La joie qu’éprouvent certains automobilistes à faire reluire leur véhicule en ce printemps contrastera avec la tristesse de ceux qui devront évaluer les dégâts quelquefois irréparables causés par l’hiver. Comme le minuscule point de rouille décelé l’automne dernier qui a transformé la carrosserie en passoire.

Éric LeFrançois Éric LeFrançois
Collaboration spéciale

Si les panneaux extérieurs de votre véhicule commencent à ressembler à un gruyère, une visite chez le carrossier s’impose. Mais avant de prendre rendez-vous pour une évaluation des dommages, on se questionne un peu.
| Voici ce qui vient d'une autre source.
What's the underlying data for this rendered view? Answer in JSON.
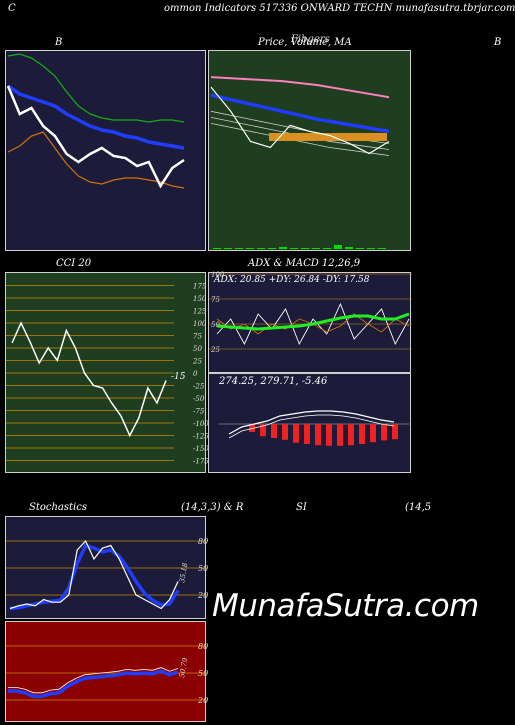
{
  "header": {
    "left": "C",
    "text": "ommon  Indicators 517336  ONWARD TECHN  munafasutra.tbrjar.com"
  },
  "colors": {
    "navy": "#1c1c3a",
    "green_panel": "#1f3d1f",
    "red_panel": "#8b0000",
    "price_white": "#ffffff",
    "ma_blue": "#1f3dff",
    "ma_green": "#13b013",
    "ma_orange": "#d07010",
    "ma_pink": "#ff7fbf",
    "volume_green": "#00dd00"
  },
  "watermark": "MunafaSutra.com",
  "chart_data": [
    {
      "type": "line",
      "id": "bollinger",
      "title": "B",
      "series": [
        {
          "color_key": "ma_green",
          "values": [
            98,
            99,
            97,
            93,
            88,
            80,
            73,
            69,
            67,
            66,
            66,
            66,
            65,
            66,
            66,
            65
          ]
        },
        {
          "color_key": "ma_blue",
          "values": [
            83,
            79,
            77,
            75,
            73,
            69,
            66,
            63,
            61,
            60,
            58,
            57,
            55,
            54,
            53,
            52
          ]
        },
        {
          "color_key": "ma_orange",
          "values": [
            50,
            53,
            58,
            60,
            52,
            44,
            38,
            35,
            34,
            36,
            37,
            37,
            36,
            35,
            33,
            32
          ]
        },
        {
          "color_key": "price_white",
          "values": [
            83,
            69,
            72,
            63,
            58,
            49,
            45,
            49,
            52,
            48,
            47,
            43,
            45,
            33,
            42,
            46
          ]
        }
      ]
    },
    {
      "type": "line",
      "id": "price_ma",
      "title": "Price, Volume, MA",
      "title_b": "Fibgers",
      "series": [
        {
          "color_key": "ma_pink",
          "values": [
            0.87,
            0.86,
            0.85,
            0.83,
            0.8,
            0.77
          ]
        },
        {
          "color_key": "ma_blue",
          "values": [
            0.78,
            0.74,
            0.7,
            0.66,
            0.63,
            0.6
          ]
        },
        {
          "color_key": "price_white",
          "values": [
            0.82,
            0.7,
            0.55,
            0.52,
            0.63,
            0.6,
            0.58,
            0.54,
            0.49,
            0.55
          ]
        }
      ],
      "volume": [
        1,
        1,
        1,
        1,
        1,
        1,
        2,
        1,
        1,
        1,
        1,
        4,
        2,
        1,
        1,
        1
      ]
    },
    {
      "type": "line",
      "id": "cci",
      "title": "CCI 20",
      "value_label": "-15",
      "yticks": [
        175,
        150,
        125,
        100,
        75,
        50,
        25,
        0,
        -25,
        -50,
        -75,
        -100,
        -125,
        -150,
        -175
      ],
      "values": [
        60,
        100,
        62,
        20,
        50,
        25,
        85,
        50,
        0,
        -25,
        -30,
        -60,
        -85,
        -125,
        -90,
        -30,
        -60,
        -15
      ]
    },
    {
      "type": "line",
      "id": "adx",
      "title": "ADX  & MACD 12,26,9",
      "readout": "ADX: 20.85  +DY: 26.84  -DY: 17.58",
      "yticks": [
        100,
        75,
        50,
        25
      ],
      "macd_readout": "274.25,  279.71,  -5.46",
      "adx": [
        0.48,
        0.47,
        0.46,
        0.45,
        0.46,
        0.47,
        0.48,
        0.5,
        0.53,
        0.56,
        0.58,
        0.58,
        0.55,
        0.55,
        0.6
      ],
      "macd_bars": [
        0.5,
        0.57,
        0.6,
        0.63,
        0.68,
        0.7,
        0.72,
        0.73,
        0.73,
        0.72,
        0.7,
        0.67,
        0.64,
        0.62
      ]
    },
    {
      "type": "line",
      "id": "stochastics",
      "title": "Stochastics",
      "params": "(14,3,3) & R",
      "value_label": "35.18",
      "yticks": [
        80,
        50,
        20
      ],
      "k": [
        5,
        8,
        10,
        8,
        15,
        12,
        12,
        20,
        70,
        80,
        60,
        72,
        75,
        60,
        40,
        20,
        15,
        10,
        5,
        15,
        35
      ],
      "d": [
        5,
        6,
        8,
        10,
        12,
        13,
        14,
        28,
        55,
        75,
        72,
        68,
        70,
        63,
        50,
        35,
        22,
        14,
        9,
        10,
        25
      ]
    },
    {
      "type": "line",
      "id": "rsi",
      "title": "SI",
      "params": "(14,5",
      "value_label": "50.79",
      "yticks": [
        80,
        50,
        20
      ],
      "values": [
        30,
        30,
        28,
        24,
        24,
        27,
        28,
        35,
        40,
        44,
        45,
        46,
        47,
        48,
        50,
        49,
        50,
        49,
        52,
        48,
        51
      ]
    }
  ]
}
Préalablement, il faut s’attarder à l’état général de son véhicule et ne pas se raconter d’histoires sur ses finances (il y a un prix à payer pour retrouver l’éclat d’antan). Est-ce que cela vaut le coût ? Si vous n’avez pas l’idée de conserver votre véhicule plus que quelques années, sans doute pas. Encore moins si vous estimez que votre véhicule requiert une peinture complète.

« Cette pratique est de moins en moins fréquente de nos jours, raconte Daniel Charette, président de Carrosserie DC. La qualité accrue des peintures automobiles fait en sorte que les consommateurs optent généralement pour des retouches ou, dans les cas les plus graves, le remplacement de certains panneaux de carrosserie [portières, capot, carénages, etc.]. »

Des traitements qui peuvent coûter quelques centaines, voire quelques milliers de dollars. Et le débosselage sans peinture ? « Cela se prête bien pour réparer des bosses de la taille d’une prune sur une surface plane », prévient notre interlocuteur.

Vérifier la garantie

« C’est bête, mais la première étape est de s’assurer que la garantie de son véhicule est en vigueur », affirme Daniel Charette. Trop souvent, les consommateurs font exécuter les travaux à leurs frais, alors que la garantie du constructeur est toujours valide. Idem pour ceux qui ont opté pour une protection antirouille et qui ont respecté le calendrier d’inspection préconisé par le constructeur.

Une fois que vous aurez trouvé les ateliers de carrosserie, prenez rendez-vous et ouvrez grand les yeux. La propreté presque clinique des lieux ne dit pas tout. Attendez de voir le devis des travaux.

Au fait, le carrossier a-t-il effectué un examen approfondi de votre véhicule ou seulement estimé visuellement le coût des réparations ?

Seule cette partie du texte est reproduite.